Personne ne s'est disputé là-dessus. Nous nous disputerons cet automne sur le budget, avec passion, avec censures annoncées, avec motions et grands mots — et la querelle portera sur la répartition, jamais sur le taux auquel nous empruntons pour l'alimenter. Le créancier ne regarde pas la solvabilité de son débiteur. On l'a dit plus haut ; les marchés, eux, ne font que ça.
Dernier mot
Je ne conclus pas qu'il faudrait supprimer la protection sociale, et je me méfie de ceux qui le concluent trop vite. L'homme qui compte ses trimestres à la table de sa cuisine se conduit exactement comme il faut se conduire dans le système où on l'a placé ; l'infirmière qui défend sa grille et le retraité qui défend sa pension ne sont ni endormis ni achetés. Le mépris pour eux serait, de la part d'un journal comme celui-ci, la faute impardonnable — et ce serait de surcroît une erreur de raisonnement, car il n'y a pas d'un côté un peuple avachi et de l'autre des observateurs lucides. Il y a nous, tous, et une pente que nous descendons ensemble avec des vitesses différentes.
Ce que je conteste n'est donc pas la protection, mais sa forme : obligatoire, monopolistique, non possédée, non portable, non quittable. Une société libre ne priverait personne de sa sécurité ; elle lui en rendrait la propriété. Elle ferait de la créance un capital, du guichet un contrat, du statut un choix révocable. On peut discuter longuement de la manière — c'est un débat technique, difficile, où les libertariens pressés se déshonorent régulièrement. On ne peut pas discuter du fait qu'aucune des forces qui se disputent aujourd'hui la France ne pose seulement la question.

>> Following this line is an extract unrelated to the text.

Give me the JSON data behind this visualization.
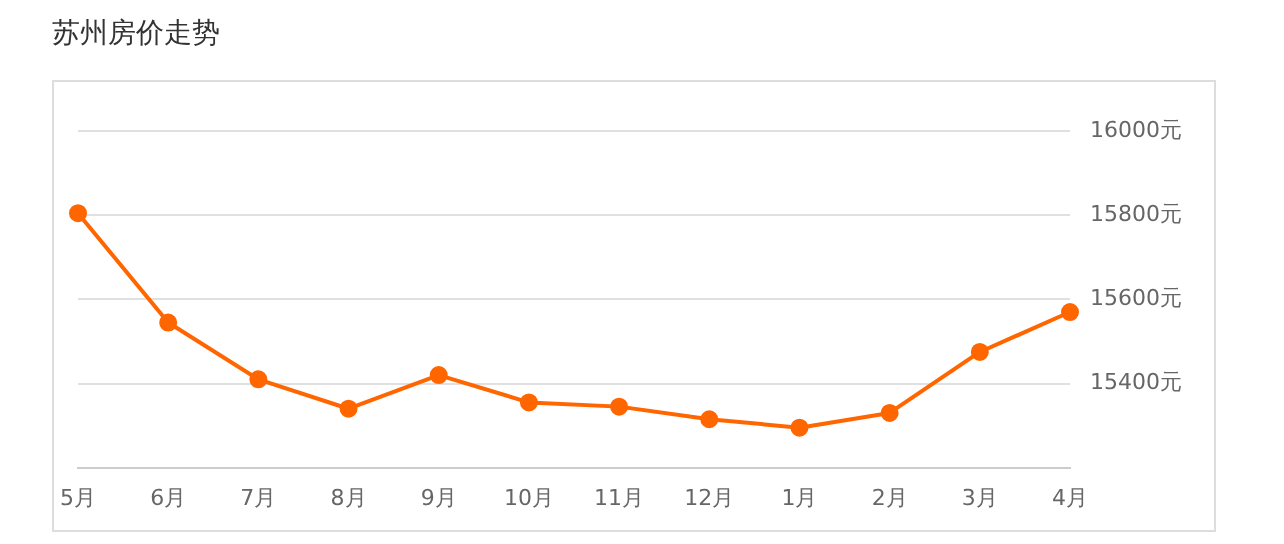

Mais je ne crois plus, à vrai dire, que la réforme vienne d'abord. C'est l'ordre inverse qui me paraît vrai, et il est plus exigeant : aucune loi ne rendra libre un peuple qui préfère être protégé, et aucun bulletin ne délivre d'une préférence. La liberté, ici, n'est pas un droit qu'on nous aurait retiré et qu'un scrutin restituerait. C'est une vertu, c'est-à-dire une chose qui se pratique ou s'abandonne, et qui se regagne chaque matin contre la pente. Le premier acte de sécession n'est pas un vote ni une loi de finances : c'est de cesser, en soi, de compter en trimestres.
Alors oui, la formule : "le populisme est la continuation de la caste par d'autres moyens" tient. La politique de la colère est bien la continuation par d'autres moyens de ce qu'elle dit combattre — non par duplicité, non par un pacte secret, mais parce qu'elle partage avec ce qu'elle combat la croyance qui fonde tout le reste, et que cette croyance nous arrange. Ce n'est pas une trahison. Ce serait plus rassurant si c'en était une, car on remplace des traîtres ; on ne remplace pas un consentement.
Le relevé de carrière est toujours dans la chemise. Ce n'est pas lui qui nous tient. Je me demande si nous en avons encore envie.